Die Pandemie wirft auch ein scharfes Schlaglicht auf den Klassencharakter der kapitalistischen Gesellschaft. Je reicher Sie sind, desto besser können Sie sich schützen. Manager arbeiten von zu Hause aus. Diejenigen, die als wesentliche Arbeitnehmer gelten, gehen trotz der Gesundheitsrisiken immer noch zur Arbeit, oft ohne angemessene Schutzausrüstung und bezahlte Mindestlöhne. Viele Millionen andere werden entlassen. Während sie in den reicheren Ländern Arbeitslosengeld bekommen, bekommen sie in den ärmeren meist nichts. Auch in den USA verlieren viele entlassene Arbeitnehmer ihre Krankenversicherung. Viele Millionen werden ihre Hypotheken, Mieten und andere Rechnungen nicht bezahlen können. Die schlechter bezahlten Arbeitnehmer sind auch anfälliger für das Virus selbst, da Atemwegserkrankungen häufiger auftreten. Am verletzlichsten sind die Millionen Obdachlosen und die Massen in den Flüchtlingslagern, die auf die Anweisung, zu Hause zu bleiben, nur antworten können: „Ich wünschte nur, ich könnte …“

Während wir dies schreiben, ist noch unklar, wie tief die Pandemie die ärmeren Teile der Welt erreichen wird, aber es scheint wahrscheinlich, dass die Krankheit dort am zerstörerischsten sein wird. Ihre Gesundheitssysteme sind nicht nur kläglich unterfinanziert und völlig unfähig, mit einer Flut von Patienten fertig zu werden, vielen fehlt nicht nur die Grundversorgung wie fließendes Wasser, so dass die Richtlinie des häufigen Händewaschens nicht eingehalten werden kann, nicht nur die „soziale Distanzierung“. In den überfüllten Slum-Städten ziemlich unmöglich, aber die Arbeitsniederlegung entzieht auch Millionen von Einkommen, so dass Hunger und Unterernährungdie die Reaktion des Immunsystems auf eine Infektion unterdrückt, wird zur Pandemie hinzukommen. Es wird ein Gemetzel sein. Millionen werden sterben. Die Herrscher der Welt werden ein oder zwei Tränen für sie vergießen und ein bisschen Hilfe rüberschicken, ohne allzu traurig über „die Keulung der Herde“ zu sein. 
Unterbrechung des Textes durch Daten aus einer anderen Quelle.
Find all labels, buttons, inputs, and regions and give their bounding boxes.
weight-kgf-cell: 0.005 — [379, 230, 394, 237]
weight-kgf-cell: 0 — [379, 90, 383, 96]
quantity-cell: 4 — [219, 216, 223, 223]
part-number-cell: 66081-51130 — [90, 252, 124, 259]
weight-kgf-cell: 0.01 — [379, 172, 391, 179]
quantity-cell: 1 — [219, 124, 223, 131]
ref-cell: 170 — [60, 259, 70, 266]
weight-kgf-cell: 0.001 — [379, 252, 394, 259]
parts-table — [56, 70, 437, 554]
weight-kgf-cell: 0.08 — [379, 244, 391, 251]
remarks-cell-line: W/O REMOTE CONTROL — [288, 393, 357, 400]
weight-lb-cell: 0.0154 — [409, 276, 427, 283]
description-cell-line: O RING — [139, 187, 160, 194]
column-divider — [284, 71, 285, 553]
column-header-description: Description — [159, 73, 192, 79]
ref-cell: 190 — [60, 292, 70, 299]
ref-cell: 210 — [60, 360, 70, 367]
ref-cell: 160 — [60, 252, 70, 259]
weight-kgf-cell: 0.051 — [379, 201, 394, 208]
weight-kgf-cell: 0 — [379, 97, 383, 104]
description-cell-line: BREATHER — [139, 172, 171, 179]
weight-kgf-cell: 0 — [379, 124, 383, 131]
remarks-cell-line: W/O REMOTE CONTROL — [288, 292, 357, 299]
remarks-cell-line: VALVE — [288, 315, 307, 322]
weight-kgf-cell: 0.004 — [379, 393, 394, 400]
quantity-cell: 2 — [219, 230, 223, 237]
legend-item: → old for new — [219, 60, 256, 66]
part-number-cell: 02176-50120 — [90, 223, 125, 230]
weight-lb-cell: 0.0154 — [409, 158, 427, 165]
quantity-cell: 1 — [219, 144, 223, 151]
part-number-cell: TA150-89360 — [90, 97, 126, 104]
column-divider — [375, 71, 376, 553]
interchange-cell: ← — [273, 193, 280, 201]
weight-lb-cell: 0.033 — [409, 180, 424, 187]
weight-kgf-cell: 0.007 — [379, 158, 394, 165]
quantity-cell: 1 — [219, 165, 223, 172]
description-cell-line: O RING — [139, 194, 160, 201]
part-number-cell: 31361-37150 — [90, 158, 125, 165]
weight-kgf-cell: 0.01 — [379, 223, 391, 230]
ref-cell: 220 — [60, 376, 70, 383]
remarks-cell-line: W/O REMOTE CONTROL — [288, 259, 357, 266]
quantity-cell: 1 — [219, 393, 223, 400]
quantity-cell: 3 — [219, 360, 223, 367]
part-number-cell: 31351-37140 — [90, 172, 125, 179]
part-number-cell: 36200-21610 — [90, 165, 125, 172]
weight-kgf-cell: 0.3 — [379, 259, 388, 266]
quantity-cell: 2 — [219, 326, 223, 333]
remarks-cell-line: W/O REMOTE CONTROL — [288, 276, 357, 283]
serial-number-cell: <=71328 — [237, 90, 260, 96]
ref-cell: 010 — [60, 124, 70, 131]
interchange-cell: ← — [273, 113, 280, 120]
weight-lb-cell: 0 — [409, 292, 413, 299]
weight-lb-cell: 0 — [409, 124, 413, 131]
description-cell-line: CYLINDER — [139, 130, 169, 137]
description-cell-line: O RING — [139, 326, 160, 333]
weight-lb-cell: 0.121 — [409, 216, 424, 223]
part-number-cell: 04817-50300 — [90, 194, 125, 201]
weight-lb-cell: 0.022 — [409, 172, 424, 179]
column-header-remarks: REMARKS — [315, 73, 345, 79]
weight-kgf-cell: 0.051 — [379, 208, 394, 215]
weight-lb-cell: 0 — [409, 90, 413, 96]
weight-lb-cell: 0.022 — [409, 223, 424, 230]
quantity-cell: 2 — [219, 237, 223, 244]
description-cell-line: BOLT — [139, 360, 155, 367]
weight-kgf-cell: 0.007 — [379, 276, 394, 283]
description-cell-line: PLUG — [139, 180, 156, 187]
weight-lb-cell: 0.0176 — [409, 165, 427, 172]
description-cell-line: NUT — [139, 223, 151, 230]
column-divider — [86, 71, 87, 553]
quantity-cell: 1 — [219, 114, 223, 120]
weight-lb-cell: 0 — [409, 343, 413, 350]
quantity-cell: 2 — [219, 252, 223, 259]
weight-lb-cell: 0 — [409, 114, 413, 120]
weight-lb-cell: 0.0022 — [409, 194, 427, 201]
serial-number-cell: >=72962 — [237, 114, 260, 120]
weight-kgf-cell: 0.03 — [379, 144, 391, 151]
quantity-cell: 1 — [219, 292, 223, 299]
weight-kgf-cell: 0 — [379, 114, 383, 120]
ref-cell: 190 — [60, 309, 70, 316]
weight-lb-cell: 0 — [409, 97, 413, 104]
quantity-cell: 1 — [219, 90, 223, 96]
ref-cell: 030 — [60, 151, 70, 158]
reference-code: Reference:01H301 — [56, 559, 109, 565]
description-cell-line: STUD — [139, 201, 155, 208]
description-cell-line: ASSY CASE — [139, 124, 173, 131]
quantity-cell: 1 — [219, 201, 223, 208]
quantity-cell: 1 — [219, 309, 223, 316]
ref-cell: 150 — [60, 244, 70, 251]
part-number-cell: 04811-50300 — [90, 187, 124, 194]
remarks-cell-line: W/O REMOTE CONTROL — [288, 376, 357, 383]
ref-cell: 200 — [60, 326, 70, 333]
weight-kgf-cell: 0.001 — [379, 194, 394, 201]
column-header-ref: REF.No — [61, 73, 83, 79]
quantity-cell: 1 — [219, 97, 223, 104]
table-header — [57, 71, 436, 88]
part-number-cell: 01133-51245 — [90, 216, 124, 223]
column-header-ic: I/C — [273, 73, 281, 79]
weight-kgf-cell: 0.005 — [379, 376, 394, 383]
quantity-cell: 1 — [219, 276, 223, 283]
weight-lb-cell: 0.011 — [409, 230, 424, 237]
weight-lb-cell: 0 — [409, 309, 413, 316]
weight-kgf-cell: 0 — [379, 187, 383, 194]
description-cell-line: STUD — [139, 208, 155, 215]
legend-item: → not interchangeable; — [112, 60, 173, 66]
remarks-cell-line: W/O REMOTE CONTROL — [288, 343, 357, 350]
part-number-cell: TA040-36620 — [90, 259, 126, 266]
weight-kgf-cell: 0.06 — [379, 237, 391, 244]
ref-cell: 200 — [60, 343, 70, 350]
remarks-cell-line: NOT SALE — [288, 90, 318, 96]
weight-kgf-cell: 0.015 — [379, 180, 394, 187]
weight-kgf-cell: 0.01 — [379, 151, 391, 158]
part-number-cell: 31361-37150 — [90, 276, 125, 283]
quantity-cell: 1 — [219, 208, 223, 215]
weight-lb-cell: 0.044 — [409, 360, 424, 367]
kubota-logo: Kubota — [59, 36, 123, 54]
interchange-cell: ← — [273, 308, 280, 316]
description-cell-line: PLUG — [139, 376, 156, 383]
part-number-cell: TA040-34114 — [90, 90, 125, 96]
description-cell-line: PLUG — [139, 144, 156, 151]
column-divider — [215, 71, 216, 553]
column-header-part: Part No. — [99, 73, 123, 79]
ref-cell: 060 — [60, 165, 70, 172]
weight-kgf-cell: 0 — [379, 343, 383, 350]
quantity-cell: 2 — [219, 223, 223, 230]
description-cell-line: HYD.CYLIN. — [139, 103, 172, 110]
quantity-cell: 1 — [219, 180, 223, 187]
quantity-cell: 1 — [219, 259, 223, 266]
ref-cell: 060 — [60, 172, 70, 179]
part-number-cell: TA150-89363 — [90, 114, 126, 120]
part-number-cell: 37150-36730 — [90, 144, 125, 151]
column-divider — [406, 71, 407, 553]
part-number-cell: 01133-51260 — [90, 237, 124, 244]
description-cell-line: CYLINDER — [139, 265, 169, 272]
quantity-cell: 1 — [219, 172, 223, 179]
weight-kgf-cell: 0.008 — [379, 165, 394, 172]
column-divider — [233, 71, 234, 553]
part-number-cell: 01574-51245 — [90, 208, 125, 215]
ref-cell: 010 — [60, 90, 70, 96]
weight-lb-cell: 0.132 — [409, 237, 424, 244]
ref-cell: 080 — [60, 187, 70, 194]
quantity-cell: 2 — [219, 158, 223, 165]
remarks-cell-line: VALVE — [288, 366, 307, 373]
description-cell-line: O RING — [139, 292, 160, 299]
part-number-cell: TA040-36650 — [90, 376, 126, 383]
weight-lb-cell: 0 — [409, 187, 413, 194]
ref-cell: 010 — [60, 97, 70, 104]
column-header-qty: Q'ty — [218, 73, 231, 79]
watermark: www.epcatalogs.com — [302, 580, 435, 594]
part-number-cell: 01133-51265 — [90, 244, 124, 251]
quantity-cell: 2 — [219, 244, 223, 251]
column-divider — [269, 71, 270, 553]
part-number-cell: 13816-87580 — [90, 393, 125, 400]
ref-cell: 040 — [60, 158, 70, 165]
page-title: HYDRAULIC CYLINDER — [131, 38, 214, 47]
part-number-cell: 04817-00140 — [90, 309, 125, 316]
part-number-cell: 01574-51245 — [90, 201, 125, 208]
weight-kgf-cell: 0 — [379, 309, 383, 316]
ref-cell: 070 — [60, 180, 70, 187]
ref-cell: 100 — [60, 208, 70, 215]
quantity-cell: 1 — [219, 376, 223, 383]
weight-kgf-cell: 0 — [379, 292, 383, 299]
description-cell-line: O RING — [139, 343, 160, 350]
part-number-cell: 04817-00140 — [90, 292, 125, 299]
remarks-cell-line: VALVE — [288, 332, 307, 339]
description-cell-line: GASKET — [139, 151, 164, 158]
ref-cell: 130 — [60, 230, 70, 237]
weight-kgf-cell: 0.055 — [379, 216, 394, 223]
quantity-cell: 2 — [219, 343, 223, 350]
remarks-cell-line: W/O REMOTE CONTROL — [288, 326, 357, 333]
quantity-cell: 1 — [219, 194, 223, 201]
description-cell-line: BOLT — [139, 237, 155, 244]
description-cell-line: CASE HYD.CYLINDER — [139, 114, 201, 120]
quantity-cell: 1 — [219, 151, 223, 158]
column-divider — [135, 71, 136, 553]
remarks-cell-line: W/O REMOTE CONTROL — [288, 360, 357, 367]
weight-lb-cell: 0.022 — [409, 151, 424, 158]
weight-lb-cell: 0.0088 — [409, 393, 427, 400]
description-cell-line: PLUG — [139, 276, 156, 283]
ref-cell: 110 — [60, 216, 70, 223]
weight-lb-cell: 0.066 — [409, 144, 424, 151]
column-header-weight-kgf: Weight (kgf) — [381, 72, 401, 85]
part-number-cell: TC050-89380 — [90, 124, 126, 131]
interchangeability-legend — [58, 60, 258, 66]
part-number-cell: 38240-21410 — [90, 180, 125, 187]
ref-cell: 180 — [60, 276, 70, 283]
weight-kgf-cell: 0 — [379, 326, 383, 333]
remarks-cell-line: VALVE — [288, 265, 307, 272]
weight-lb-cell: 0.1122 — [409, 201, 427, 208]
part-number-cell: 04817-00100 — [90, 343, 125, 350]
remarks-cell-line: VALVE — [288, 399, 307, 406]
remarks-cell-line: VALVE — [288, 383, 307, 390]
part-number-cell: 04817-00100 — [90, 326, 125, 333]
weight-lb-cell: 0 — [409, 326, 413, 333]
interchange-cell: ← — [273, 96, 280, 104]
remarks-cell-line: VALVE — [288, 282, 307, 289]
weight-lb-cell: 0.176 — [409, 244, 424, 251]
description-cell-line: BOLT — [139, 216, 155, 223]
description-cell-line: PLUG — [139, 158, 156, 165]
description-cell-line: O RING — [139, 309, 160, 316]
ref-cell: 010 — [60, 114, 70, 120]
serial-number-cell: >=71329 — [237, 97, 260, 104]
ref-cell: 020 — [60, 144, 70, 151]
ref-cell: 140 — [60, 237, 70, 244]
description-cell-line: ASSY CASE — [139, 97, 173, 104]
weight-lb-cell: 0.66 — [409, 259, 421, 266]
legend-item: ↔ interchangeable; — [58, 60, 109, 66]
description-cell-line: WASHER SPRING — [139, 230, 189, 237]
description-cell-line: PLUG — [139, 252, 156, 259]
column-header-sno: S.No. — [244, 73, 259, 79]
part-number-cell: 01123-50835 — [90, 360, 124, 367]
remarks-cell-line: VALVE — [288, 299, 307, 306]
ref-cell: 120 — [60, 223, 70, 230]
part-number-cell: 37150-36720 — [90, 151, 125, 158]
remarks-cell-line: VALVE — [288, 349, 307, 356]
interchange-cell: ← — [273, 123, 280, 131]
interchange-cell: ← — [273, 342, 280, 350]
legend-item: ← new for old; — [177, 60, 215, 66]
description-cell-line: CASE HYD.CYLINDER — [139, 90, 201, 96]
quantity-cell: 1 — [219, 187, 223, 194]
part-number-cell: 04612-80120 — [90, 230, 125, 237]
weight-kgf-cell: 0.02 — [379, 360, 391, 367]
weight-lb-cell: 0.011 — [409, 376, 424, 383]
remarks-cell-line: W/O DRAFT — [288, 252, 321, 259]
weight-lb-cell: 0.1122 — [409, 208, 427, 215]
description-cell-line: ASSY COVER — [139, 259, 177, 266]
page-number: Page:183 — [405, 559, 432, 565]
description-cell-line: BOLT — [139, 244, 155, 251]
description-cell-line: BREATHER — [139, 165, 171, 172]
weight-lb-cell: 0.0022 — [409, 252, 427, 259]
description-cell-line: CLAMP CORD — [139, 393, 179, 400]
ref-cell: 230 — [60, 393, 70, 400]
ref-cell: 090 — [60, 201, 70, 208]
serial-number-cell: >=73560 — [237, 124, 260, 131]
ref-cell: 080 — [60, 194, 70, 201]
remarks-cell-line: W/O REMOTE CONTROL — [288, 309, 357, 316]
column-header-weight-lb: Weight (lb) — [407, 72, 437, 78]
Fehler oder Entscheidungen?

Über das Versagen verschiedener Regierungen in dieser Krise ist viel geschrieben und gesagt worden. Und tatsächlich, es waren viele. Aber was als „Misserfolg“ bezeichnet wird, ist oft eine Entscheidung. Das Streichen von Budgets für die Epidemieforschung, die Unterfinanzierung des Gesundheitswesens, die schwindenden Krankenhausbetten, der Mangel an Testkits, Beatmungsgeräten, Masken usw., die Zurückweisung von Warnungen durch Experten, der allgemeine Mangel an Planung und Vorbereitung wären eine kolossales Scheitern, wenn die Sicherung des Wohlergehens der Bevölkerung die Priorität der herrschenden Klasse wäre. Aber tatsächlich steht es sehr weit unten auf seiner To-Do-Liste. Regierungen auf der ganzen Welt haben in den letzten Jahrzehnten Gesundheitsausgaben und andere Sozialausgaben geschlachtet. Dazu gehören linke und rechte Regierungen, Demokraten und Republikaner, Labour und Konservative. Sie taten dies, um die Kosten zu senken und die Landeshauptstadt rentabler zu machen. Das ist ihre Priorität. Dass die Kürzungen im Gesundheitswesen jetzt eine kostspielige Angelegenheit zu sein scheinen, die die Gewinne stark untergräbt, wird diese Priorität in keiner Weise ändern. Einige in der herrschenden Klasse, darunter auch Trump, fordern bereits eine Wiederaufnahme der Produktion, ungeachtet der gesundheitlichen Folgen. Der Vizegouverneur von Texas war vielleicht ein bisschen zu ehrlich, als er in seiner Eile, die Profitmaschine wieder zum Laufen zu bringen, alte Menschen aufforderte, sich für die Wirtschaft zu opfern. 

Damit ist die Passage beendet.